The picture most people have of a robot comes from science fiction movies. Robots are generally seen as futuristic entities that can gain self-awareness at any time. In general, robots are programmed to perform certain tasks, have partial autonomy, and have at least two degrees of freedom. A microwave oven or a cell phone could arguably be considered simple robots.
Maya and Sarah ran the robotics workshop. We worked with robots named Chester, a TurtleBot, and Rosie, a PR2. Rosie was large, had arms that moved in many directions, and numerous cameras with varying ranges. Chester was much smaller, did not have arms, and used an Xbox Kinect as a camera. The Scholars discussed ideas for a scenario to conduct using the robots, deciding on a restaurant scene. Chester was the waiter and Rosie was the chef. Chester was programmed with the programming language Python. We programmed it to greet and seat the guests, take orders, deliver food, and collect payment.

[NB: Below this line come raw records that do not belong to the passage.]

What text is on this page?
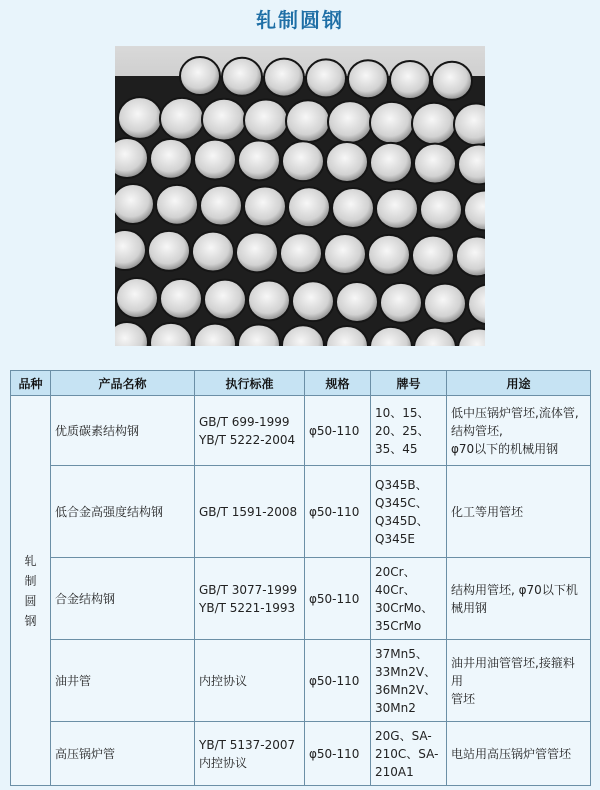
轧制圆钢
品种	产品名称	执行标准	规格	牌号	用途

轧
制
圆
钢	优质碳素结构钢	GB/T 699-1999
YB/T 5222-2004	φ50-110	10、15、
20、25、
35、45	低中压锅炉管坯,流体管,
结构管坯,
φ70以下的机械用钢

	低合金高强度结构钢	GB/T 1591-2008	φ50-110	Q345B、
Q345C、
Q345D、
Q345E	化工等用管坯

	合金结构钢	GB/T 3077-1999
YB/T 5221-1993	φ50-110	20Cr、
40Cr、
30CrMo、
35CrMo	结构用管坯, φ70以下机
械用钢

	油井管	内控协议	φ50-110	37Mn5、
33Mn2V、
36Mn2V、
30Mn2	油井用油管管坯,接箍料用
管坯

	高压锅炉管	YB/T 5137-2007
内控协议	φ50-110	20G、SA-
210C、SA-
210A1	电站用高压锅炉管管坯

Everyone learned something, even the Interns. Mike and Kennedy were proud to say that they learned just as much from their programming failures as they did from their programming successes. Vanessa enjoyed the experience of working with real-life robots. Jason liked the challenge of programming, and Sangha enjoyed coming up with real-world applications for the robots. The greatest takeaways were lessons in teamwork, programming, and real-world applications of robotics. We greatly appreciate all the time and effort the workshop leaders put into making this experience possible.